As the Organization of Petroleum Exporting Countries prepares to meet in Vienna on Wednesday, experts predict that prices will remain high for the rest of the year and well into 2006, even if the cartel decides to raise its production ceiling.
/ Source: The Associated Press

Like a driver reflected in the puddle of oil on his driveway, crude prices can mirror the global economy — and analysts aren't pleased with what they're seeing.

As the Organization of Petroleum Exporting Countries prepares to meet in Vienna on Wednesday, experts predict that prices will remain high for the rest of the year and well into 2006, even if the cartel decides to raise its production ceiling.

OPEC, which churns out 40 percent of the world's daily production, is expected to approve a 500,000 barrels-a-day increase to make its official quota 28 million barrels a day. But it's already pumping roughly 30 million barrels, meaning the move would be largely symbolic and unlikely to bring down stubbornly high prices.

Finance ministers from the Group of Eight industrialized nations, meeting in London over the weekend, called for greater investment in increased energy efficiency and alternative sources of energy.

Sustained high energy prices, they warned, "are of significant concern since they hamper global economic growth."

Prices have been hovering around US$53 a barrel — well over the US$50-per-barrel psychological threshold — unnerving the industry and offering no prospects for relief for consumers beset by high prices at the gas pumps.

"A lower oil price is in OPEC's interest, but the group's power over oil prices is diminished because of the scarcity of excess capacity," said Robert Plexman, an analyst with Canada-based CIBC World Markets Corp.

"Physical production continues to exceed demand. Thus, while 'official' quotas may increase, this would do no more than legitimize current production levels," said Doug Leggate, an analyst with Smith Barney in New York.

Even if OPEC raises its production ceiling, it may not make sense to add actual oil to the market, Saudi Arabian Oil Minister Ali Naimi said Saturday.

Saudi Arabia is pumping 9.5 million barrels a day this month, and "that's what is needed by customers — that's what they are asking for," Naimi said. "There is no shortage of supply," he added, calling an increase in the production ceiling "reasonable."

Naimi attributed the current high crude prices to constraints in the worldwide refining system. "That is where the bottleneck is," he said.

But because OPEC is already producing above its quota, some analysts like Victor Shum of Texas-based energy consultants Purvin & Gertz in Singapore believe those would be mythical barrels.

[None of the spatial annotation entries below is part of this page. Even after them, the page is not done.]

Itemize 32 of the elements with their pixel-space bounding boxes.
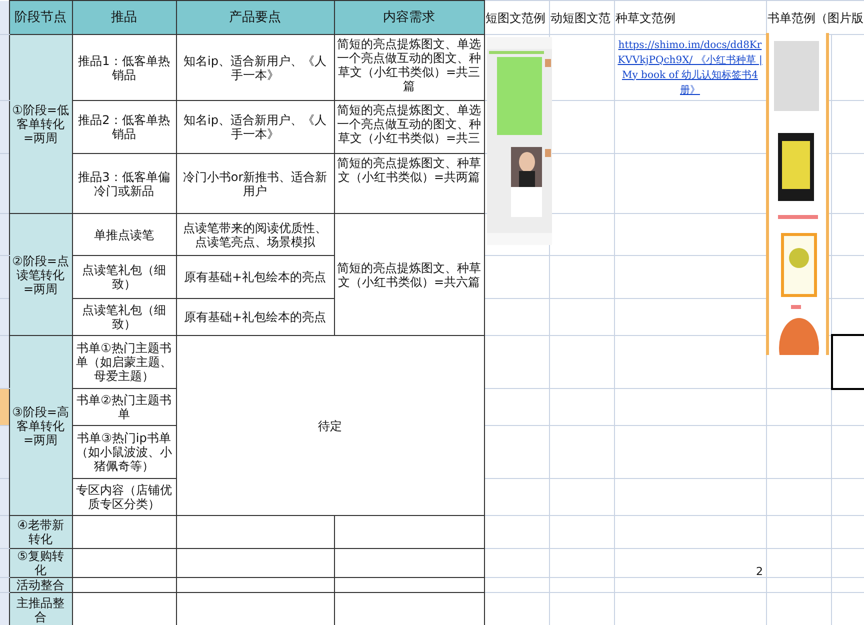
page-number: 2 [756, 565, 763, 578]
column-header: 短图文范例 [484, 0, 549, 34]
stage-label: ④老带新转化 [9, 516, 72, 548]
table-cell: 点读笔带来的阅读优质性、点读笔亮点、场景模拟 [176, 214, 334, 256]
cell-cursor [831, 334, 864, 390]
table-cell: 知名ip、适合新用户、《人手一本》 [176, 100, 334, 154]
stage-label: ②阶段=点读笔转化=两周 [9, 214, 72, 336]
stage-label: ①阶段=低客单转化=两周 [9, 34, 72, 214]
table-cell: 冷门小书or新推书、适合新用户 [176, 154, 334, 214]
table-cell: 推品2：低客单热销品 [72, 100, 176, 154]
column-header: 产品要点 [176, 0, 334, 34]
table-cell: 简短的亮点提炼图文、种草文（小红书类似）=共六篇 [334, 214, 484, 336]
stage-label: ③阶段=高客单转化=两周 [9, 336, 72, 516]
table-cell: 推品1：低客单热销品 [72, 34, 176, 100]
table-cell: 简短的亮点提炼图文、种草文（小红书类似）=共两篇 [334, 154, 484, 214]
column-header: 动短图文范 [549, 0, 614, 34]
table-cell: 单推点读笔 [72, 214, 176, 256]
table-cell: 推品3：低客单偏冷门或新品 [72, 154, 176, 214]
table-cell: 简短的亮点提炼图文、单选一个亮点做互动的图文、种草文（小红书类似）=共三 [334, 100, 484, 154]
column-header: 推品 [72, 0, 176, 34]
column-header: 种草文范例 [614, 0, 766, 34]
column-header: 内容需求 [334, 0, 484, 34]
stage-label: 活动整合 [9, 578, 72, 592]
table-cell: 简短的亮点提炼图文、单选一个亮点做互动的图文、种草文（小红书类似）=共三篇 [334, 34, 484, 100]
column-header: 阶段节点 [9, 0, 72, 34]
stage-label: 主推品整合 [9, 592, 72, 625]
table-cell: 书单①热门主题书单（如启蒙主题、母爱主题） [72, 336, 176, 388]
table-cell: 待定 [176, 336, 484, 516]
table-cell: 知名ip、适合新用户、《人手一本》 [176, 34, 334, 100]
table-cell: 点读笔礼包（细致） [72, 256, 176, 298]
stage-label: ⑤复购转化 [9, 548, 72, 578]
table-cell: 点读笔礼包（细致） [72, 298, 176, 336]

"Even if they raise the output target, it's only legitimizing some of the overproduction," Shum said. "The fundamental factor for rising prices is the limited spare crude oil production capacity in OPEC."

Saudi Arabia is the only known country in the group with the ability to add barrels to daily production.

"If you look at spare capacities, it implies that OPEC does not have much room to maneuver," Orrin Middleton, an analyst with Barclays Capital in London, said Monday. "I don't think they have much up their sleeve to influence prices at this point."

In its latest report issued Friday, the International Energy Agency left its estimate for 2005 world oil demand unchanged at 84.3 million barrels a day, although it raised its growth estimate for the fourth quarter by 230,000 barrels per day to 1.9 million barrels per day. It said OPEC's output fell by 55,000 barrels a day in May to 29.3 million barrels.

Oil prices have been rising for 2 1/2 years and have more than doubled since then.

Jochen Hitzfeld, an economist with Germany's HVB Group, expects Brent crude prices to average US$51 a barrel this year and US$56 next year.

"Prices will remain high in 2005 and will continue to rise in 2006," he said.

Middleton said he expected prices to have another run near US$60 a barrel in the third quarter.

Hitzfeld and others caution that the so-called "global depletion midpoint" — the point at which roughly half of the worldwide reserves have been tapped and production can no longer be increased — could come by the end of the decade.

"Petroleum production in many important producing countries, such as the United States, the United Kingdom and Norway, has already passed the depletion midpoint," he said, adding that the quality of crude also is deteriorating, "resulting in higher costs at refineries and causing production bottlenecks."

"For that reason, we see no relief for the oil market even in the longer term," Hitzfeld warned.